ASBÜ Rektörü Prof. Dr. Mehmet BARCA’nın açılış konuşmasıyla başlayan çalıştayda, sosyal bilimler alanında toplam 21 soruya cevap arandı. Bu sorulardan bazıları şunlardır:

  1. ABD ve Batı’nın ağırlıklı olarak bilgi üreticisi, dünyanın geri kalanının ise bilgi tüketicisi olmasının nedenleri, bunun yol açtığı sorunlar ve çözüm önerileri neler olabilir?
  2. Sosyal ve beşerî bilimlerde dünyada ve ülkemizde ihtiyaç duyulan öncü veya öncelikli araştırmalar nelerdir?
  3. Çağın meydan okuyucu sorunlarının üstesinden gelebilmek için sosyal ve beşeri bilimlerin eğitimi hangi yönde ve nasıl olmalıdır?
  4. Sosyal ve beşerî bilimlerde ithal bilgiye dayalı eğitimin yol açtığı sorunlar nelerdir ve bu sorunların çözülmesi için neler yapılabilir?
  5. Sosyal ve beşerî bilimlerde bilginin faydaya dönüşümünün önündeki engeller nelerdir; bilginin faydaya dönüşememesi ne tür sorunlara yol açar ve bunlar nasıl çözülebilir?
  6. Sosyal yeniliğin teknolojik yenilikler kadar takdir edilmemesinin ve yaygınlaşmamasının nedenleri nelerdir?

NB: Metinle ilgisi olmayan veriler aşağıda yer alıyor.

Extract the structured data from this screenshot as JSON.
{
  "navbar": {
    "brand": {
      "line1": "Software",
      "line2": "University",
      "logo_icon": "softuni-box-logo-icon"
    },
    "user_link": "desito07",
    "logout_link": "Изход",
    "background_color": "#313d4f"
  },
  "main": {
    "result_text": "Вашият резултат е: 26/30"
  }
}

Ne var ki, çalıştay sonunda yapılan değerlendirmelerde pek çok alanda olduğu gibi sosyal bilimler alanında da Batılı ülkelerden epey geri kaldığımız ifade edildi. Bu mesafeyi kapatmamız ve bu tür sorulara cevap bulmamız için de konuyu düzenli bir tartışma hâline getirmemiz gerektiği vurgulandı.

Çalıştayda dile getirilen tespit ve önerilerden dikkatimizi çeken birkaç tanesini şu şekilde sıralayabiliriz:

Sosyal bilimler alanında yapılan istatistiklere göre bilginin %85’i ABD, %10’u Avrupa ülkeleri, %5’i ise diğer ülkeler tarafından üretiliyor. ABD ve Avrupa’da üretilen bu bilgiler yanlıdır.

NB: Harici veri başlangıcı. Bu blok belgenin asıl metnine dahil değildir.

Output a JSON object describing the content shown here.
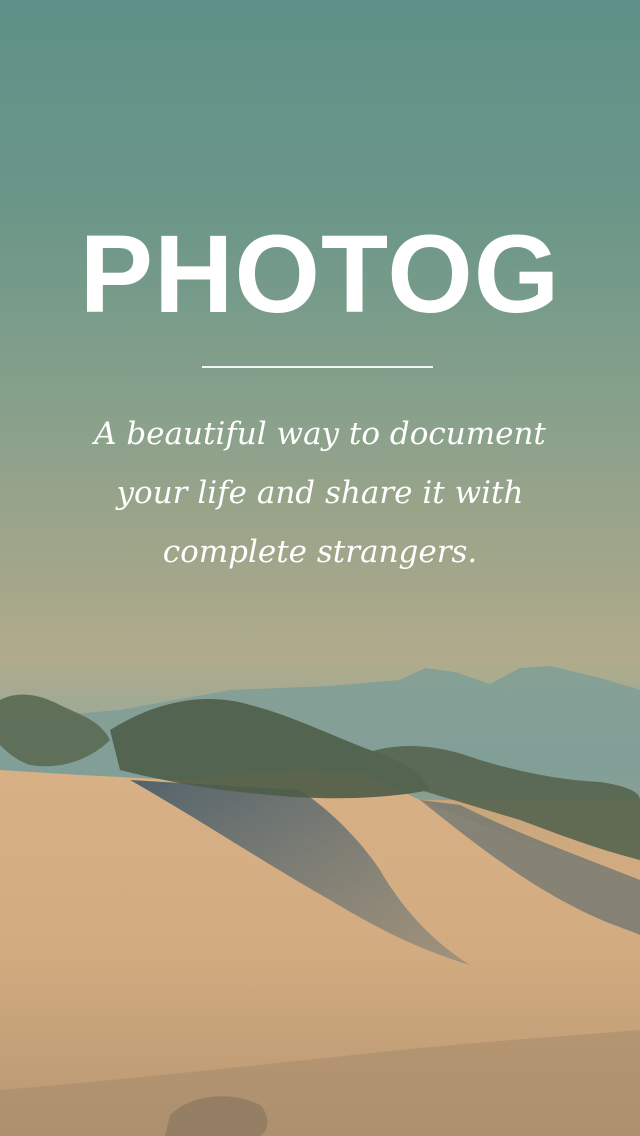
{
  "app": {
    "title": "PHOTOG",
    "tagline": "A beautiful way to document your life and share it with complete strangers."
  },
  "colors": {
    "text": "#ffffff",
    "sky_top": "#5f9188",
    "sky_mid": "#a2a68a",
    "sand": "#d4ad82",
    "mountain": "#7f9e97",
    "shadow": "#3e5a68",
    "grass": "#52614c"
  },
  "background": {
    "scene": "desert-dunes-photo"
  }
}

ABD ve Batı dışında milli bir bilgiden söz etmek mümkün değildir. Diğer ülkeler bu bilgileri yaygınlaştırıyor. Başkalarına ait bilgiyi ithal edip yaygınlaştırmaya çalıştığımızda bağımlı hâle geliyoruz.

ABD ve Avrupa’da üretilen bilgiyi öğretmek, yaymak yerine araştırmaya teşvik etmek ve bilimsel düşünmeyi öğretmek gerekir. Bunun için müfredatın değişmesine ihtiyaç vardır.

Pozitivizm sosyal bilimleri ciddi şekilde etkilemiştir. Avrupa’da biyoloji alanında ileri sürülen Darvinizm, sosyal alana taşınmış ve “Sosyal Darvinizm” zihinsel dünyamızı yeniden inşa etmiştir.

ABD ve Batı, ürettiği her bilgi ve ürüne Batılı bir değer verir. Çin bu bilgileri kopyalar, biz de ikisin arasında kalırız.

Gerçek rekabet bir medeniyet rekabetidir. Medeniyet inşası için sosyal bilimlerden yararlanmak zorundayız. Bize sosyal bilimler ancak böyle bir alan açar. İslam dünyasında bunu tartışma konusu yapmaya uygun tek ülke Türkiye’dir.

Sosyal bilimlerin maddi bakımdan kurumsal desteğe ihtiyacı vardır. Bu alan bireyin imkânlarına terk edilmemelidir. Sosyal, siyasal ve kültürel hayatı, din, inanç ve zihniyeti dönüştüren sosyal bilimler ülke politikası olarak ele alınmalı ve TÜBİTAK tarafından daha fazla desteklenmelidir.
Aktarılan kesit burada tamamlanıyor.